Michael Borovetz Pleads Guilty in Poker-Funding Michigan Airport Scam Case
Pennsylvania poker player Michael Borovetz has pled guilty in a Michigan courtroom to a single count of theft by false pretenses in connection with a long-running panhandling routine that resulted in Borovetz’s arrest in Detroit in August.
Borovetz’s arrest was in connection with one of an allegedly innumerable series of episodes involving his approaching strangers at airports, claiming hardship, and asking for small loans, which ended up never being repaid. Borovetz then used the borrowed funds to fund his poker travels. Borovetz had been arrested multiple times in various jurisdictions for the same sort of scams, and was again arrested at a suburban Detroit airport after authorities were tipped off that he was scheduled for a stopover at the facility.

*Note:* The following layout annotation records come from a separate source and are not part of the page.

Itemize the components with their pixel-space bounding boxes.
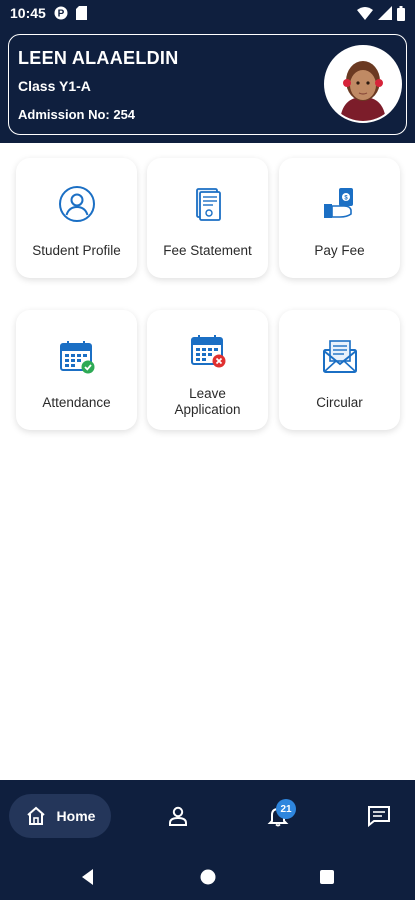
tile-label-text: Leave Application — [174, 386, 241, 417]
bottom-nav: Home — [0, 780, 415, 854]
leave-application-icon — [188, 330, 228, 370]
fee-statement-icon — [188, 184, 228, 224]
signal-icon — [378, 6, 392, 20]
nav-messages[interactable] — [365, 802, 393, 830]
battery-icon — [397, 5, 405, 21]
student-class: Class Y1-A — [18, 78, 91, 94]
home-icon — [25, 806, 47, 826]
student-name: LEEN ALAAELDIN — [18, 48, 179, 68]
back-icon[interactable] — [77, 866, 99, 888]
cloud-p-icon: P — [54, 6, 68, 20]
profile-icon — [167, 805, 189, 827]
notification-badge: 21 — [276, 799, 296, 819]
tile-label: Student Profile — [32, 243, 121, 258]
admission-number: Admission No: 254 — [18, 107, 136, 122]
tile-leave-application[interactable]: Leave Application — [147, 310, 268, 430]
status-bar: 10:45 P — [0, 0, 415, 26]
student-card[interactable]: LEEN ALAAELDIN Class Y1-A Admission No: … — [8, 34, 407, 135]
tile-label: Fee Statement — [163, 243, 252, 258]
recents-icon[interactable] — [316, 866, 338, 888]
pay-fee-icon: $ — [320, 184, 360, 224]
tile-attendance[interactable]: Attendance — [16, 310, 137, 430]
avatar[interactable] — [324, 45, 402, 123]
tile-fee-statement[interactable]: Fee Statement — [147, 158, 268, 278]
chat-icon — [367, 805, 391, 827]
home-circle-icon[interactable] — [197, 866, 219, 888]
tile-pay-fee[interactable]: $ Pay Fee — [279, 158, 400, 278]
nav-profile[interactable] — [164, 802, 192, 830]
tile-label: Leave Application — [147, 386, 268, 418]
nav-home[interactable]: Home — [9, 794, 111, 838]
circular-icon — [320, 336, 360, 376]
attendance-icon — [57, 336, 97, 376]
sim-card-icon — [75, 6, 87, 20]
system-nav-bar — [0, 854, 415, 900]
tile-label: Attendance — [42, 395, 111, 410]
student-profile-icon — [57, 184, 97, 224]
tile-student-profile[interactable]: Student Profile — [16, 158, 137, 278]
nav-home-label: Home — [56, 808, 96, 824]
status-time: 10:45 — [10, 5, 46, 21]
tile-label: Circular — [316, 395, 363, 410]
tile-label: Pay Fee — [314, 243, 365, 258]
header: LEEN ALAAELDIN Class Y1-A Admission No: … — [0, 26, 415, 143]
tile-circular[interactable]: Circular — [279, 310, 400, 430]
wifi-icon — [357, 6, 373, 20]
svg-text:P: P — [57, 9, 64, 20]
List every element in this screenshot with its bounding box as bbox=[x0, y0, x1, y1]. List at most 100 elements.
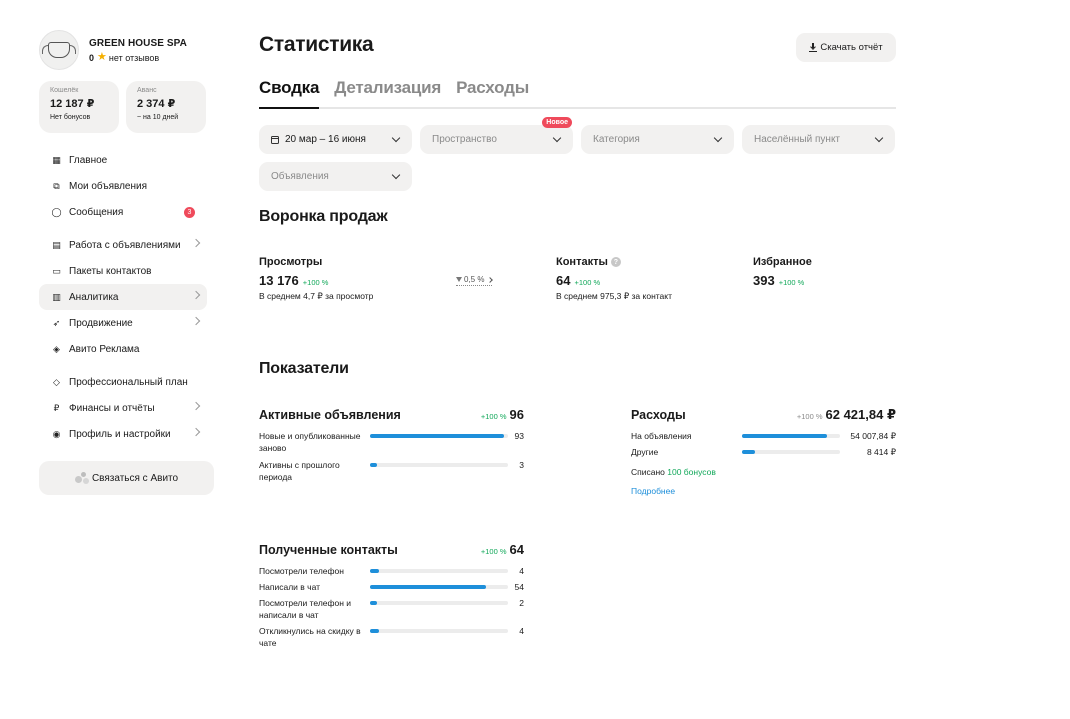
active-ads-card: Активные объявления +100 % 96 Новые и опу… bbox=[259, 407, 524, 483]
sidebar-item-my-ads[interactable]: ⧉ Мои объявления bbox=[39, 173, 207, 199]
messages-count-badge: 3 bbox=[184, 207, 195, 218]
metric-row-label: Посмотрели телефон bbox=[259, 566, 344, 576]
profile-header[interactable]: GREEN HOUSE SPA 0 ★ нет отзывов bbox=[39, 30, 214, 70]
metric-bar bbox=[742, 434, 840, 438]
sidebar-item-label: Работа с объявлениями bbox=[69, 239, 181, 251]
wallet-card[interactable]: Кошелёк 12 187 ₽ Нет бонусов bbox=[39, 81, 119, 133]
expenses-total: 62 421,84 ₽ bbox=[825, 407, 897, 422]
metric-bar bbox=[370, 629, 508, 633]
metric-bar-fill bbox=[370, 569, 379, 573]
views-label: Просмотры bbox=[259, 256, 323, 268]
received-contacts-total: 64 bbox=[509, 542, 524, 557]
sidebar-item-contact-packages[interactable]: ▭ Пакеты контактов bbox=[39, 258, 207, 284]
metric-row: Другие 8 414 ₽ bbox=[631, 446, 896, 458]
sidebar-item-promotion[interactable]: ➶ Продвижение bbox=[39, 310, 207, 336]
funnel-contacts: Контакты? 64 +100 % В среднем 975,3 ₽ за … bbox=[556, 256, 672, 302]
metric-bar-fill bbox=[370, 585, 487, 589]
chat-bubble-icon: ◯ bbox=[51, 206, 62, 217]
chevron-right-icon bbox=[191, 427, 201, 437]
chevron-down-icon bbox=[552, 133, 562, 143]
metric-row-value: 4 bbox=[519, 566, 524, 576]
conversion-value: 0,5 % bbox=[464, 275, 485, 284]
metric-bar-fill bbox=[370, 629, 379, 633]
expenses-change: +100 % bbox=[796, 412, 823, 421]
space-select[interactable]: Пространство Новое bbox=[420, 117, 573, 154]
views-average: В среднем 4,7 ₽ за просмотр bbox=[259, 291, 374, 301]
sidebar-item-label: Главное bbox=[69, 154, 108, 166]
advance-amount: 2 374 ₽ bbox=[137, 98, 176, 110]
tab-expenses[interactable]: Расходы bbox=[456, 75, 529, 107]
avito-dots-icon bbox=[74, 472, 89, 484]
date-range-select[interactable]: 20 мар – 16 июня bbox=[259, 125, 412, 154]
conversion-link[interactable]: 0,5 % bbox=[456, 275, 494, 286]
more-details-link[interactable]: Подробнее bbox=[631, 486, 896, 496]
metric-bar-fill bbox=[742, 434, 827, 438]
sidebar-item-label: Продвижение bbox=[69, 317, 133, 329]
wallet-amount: 12 187 ₽ bbox=[50, 98, 95, 110]
contacts-change: +100 % bbox=[574, 278, 601, 287]
metric-bar bbox=[370, 463, 508, 467]
metric-bar bbox=[370, 585, 508, 589]
favorites-value: 393 bbox=[753, 273, 775, 288]
written-off-label: Списано bbox=[631, 467, 665, 477]
sidebar-item-main[interactable]: ▦ Главное bbox=[39, 147, 207, 173]
sales-funnel-title: Воронка продаж bbox=[259, 208, 388, 225]
sidebar-item-pro-plan[interactable]: ◇ Профессиональный план bbox=[39, 369, 207, 395]
download-label: Скачать отчёт bbox=[820, 42, 883, 53]
crest-logo-icon bbox=[42, 42, 76, 58]
copy-icon: ⧉ bbox=[53, 180, 60, 191]
ads-select[interactable]: Объявления bbox=[259, 162, 412, 191]
profile-name[interactable]: GREEN HOUSE SPA bbox=[89, 38, 187, 49]
ads-placeholder: Объявления bbox=[271, 171, 329, 182]
sidebar-item-label: Пакеты контактов bbox=[69, 265, 152, 277]
advance-duration: ~ на 10 дней bbox=[137, 114, 179, 121]
sidebar-item-profile-settings[interactable]: ◉ Профиль и настройки bbox=[39, 421, 207, 447]
locality-select[interactable]: Населённый пункт bbox=[742, 125, 895, 154]
funnel-icon bbox=[456, 277, 462, 282]
sidebar-item-messages[interactable]: ◯ Сообщения 3 bbox=[39, 199, 207, 225]
locality-placeholder: Населённый пункт bbox=[754, 134, 841, 145]
metric-row-label: Написали в чат bbox=[259, 582, 321, 592]
expenses-title: Расходы bbox=[631, 408, 686, 422]
sidebar-nav: ▦ Главное ⧉ Мои объявления ◯ Сообщения 3… bbox=[39, 147, 214, 447]
favorites-change: +100 % bbox=[778, 278, 805, 287]
sidebar-item-label: Сообщения bbox=[69, 206, 124, 218]
sidebar-item-label: Аналитика bbox=[69, 291, 119, 303]
ruble-icon: ₽ bbox=[53, 402, 60, 413]
contacts-average: В среднем 975,3 ₽ за контакт bbox=[556, 291, 672, 301]
sidebar-item-avito-ads[interactable]: ◈ Авито Реклама bbox=[39, 336, 207, 362]
diamond-icon: ◇ bbox=[53, 376, 60, 387]
tab-summary[interactable]: Сводка bbox=[259, 75, 320, 109]
metric-row: Новые и опубликованные заново 93 bbox=[259, 430, 524, 454]
contacts-value: 64 bbox=[556, 273, 571, 288]
metric-row-label: Посмотрели телефон и написали в чат bbox=[259, 598, 352, 620]
metric-row-value: 3 bbox=[519, 460, 524, 470]
sidebar-item-label: Авито Реклама bbox=[69, 343, 140, 355]
category-placeholder: Категория bbox=[593, 134, 640, 145]
advance-card[interactable]: Аванс 2 374 ₽ ~ на 10 дней bbox=[126, 81, 206, 133]
active-ads-total: 96 bbox=[509, 407, 524, 422]
chevron-down-icon bbox=[713, 133, 723, 143]
metric-row-value: 2 bbox=[519, 598, 524, 608]
sidebar-item-ad-management[interactable]: ▤ Работа с объявлениями bbox=[39, 232, 207, 258]
written-off-line: Списано 100 бонусов bbox=[631, 467, 896, 477]
category-select[interactable]: Категория bbox=[581, 125, 734, 154]
active-ads-title: Активные объявления bbox=[259, 408, 401, 422]
contact-avito-label: Связаться с Авито bbox=[91, 472, 179, 484]
download-report-button[interactable]: Скачать отчёт bbox=[796, 33, 896, 62]
sidebar-item-analytics[interactable]: ▥ Аналитика bbox=[39, 284, 207, 310]
user-circle-icon: ◉ bbox=[52, 428, 61, 439]
contact-avito-button[interactable]: Связаться с Авито bbox=[39, 461, 214, 495]
help-icon[interactable]: ? bbox=[610, 257, 621, 267]
funnel-favorites: Избранное 393 +100 % bbox=[753, 256, 812, 288]
star-icon: ★ bbox=[97, 51, 107, 63]
received-contacts-card: Полученные контакты +100 % 64 Посмотрели … bbox=[259, 542, 524, 649]
contacts-label: Контакты bbox=[556, 256, 608, 268]
metric-row-value: 54 bbox=[514, 582, 524, 592]
profile-rating[interactable]: 0 ★ нет отзывов bbox=[89, 51, 187, 63]
chevron-down-icon bbox=[874, 133, 884, 143]
sidebar-item-finance[interactable]: ₽ Финансы и отчёты bbox=[39, 395, 207, 421]
chevron-right-icon bbox=[191, 238, 201, 248]
avatar[interactable] bbox=[39, 30, 79, 70]
tab-details[interactable]: Детализация bbox=[334, 75, 441, 107]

As noted previously, Borovetz had been tagged on a single site (Scambook) for having pulled his routine on at least 43 separate instances, and it’s likely that that number represents only a small percentage of the number of times he pulled the wayward traveler routine on unsuspecting fellow travelers. Borovetz has been arrested frequently for the same scam, having been convicted or received a plea deal in 13 separate US states. (Whether or not Michigan represents a 14th state or is a repeat plea deal/conviction hasn’t been clarified.)
In this latest matter, Borovetz actually pled guilty in conjunction with a disposition hearing on October 3rd, roughly five weeks ago, but news of the plea deal emerged just recently. Borevetz had initially been bound over for trial after being unable to post 10 percent, or $10,000, of the $100,000 bond set in the case. Following the plea’s acceptance, he was also referred to probation for a pre-sentencing report.
The case docket shows that Borovetz’s next scheduled court appearance is at 9 am on December 12th, 2019, when he is due to be sentenced. Having already spent many weeks behind bars, and despite the ongoing recidivist nature of his offenses, it’s quite possible he will receive a time-served sentence in accordance with the probation. Whether the victim in the case that resulted in his arrest has been compensated remains unknown. Borovetz himself has blamed untreated gambling addiction for his problems, but whether he has sought treatment for such an addiction remains publicly unknown.
One interesting note from the court docket is that at first, Borovetz refused to enter either a guilty or not-guilty plea. Instead, he stood mute in court, with (presumably) a publicly appointed defense attorney than required by statute to enter a not-guilty plea on his behalf.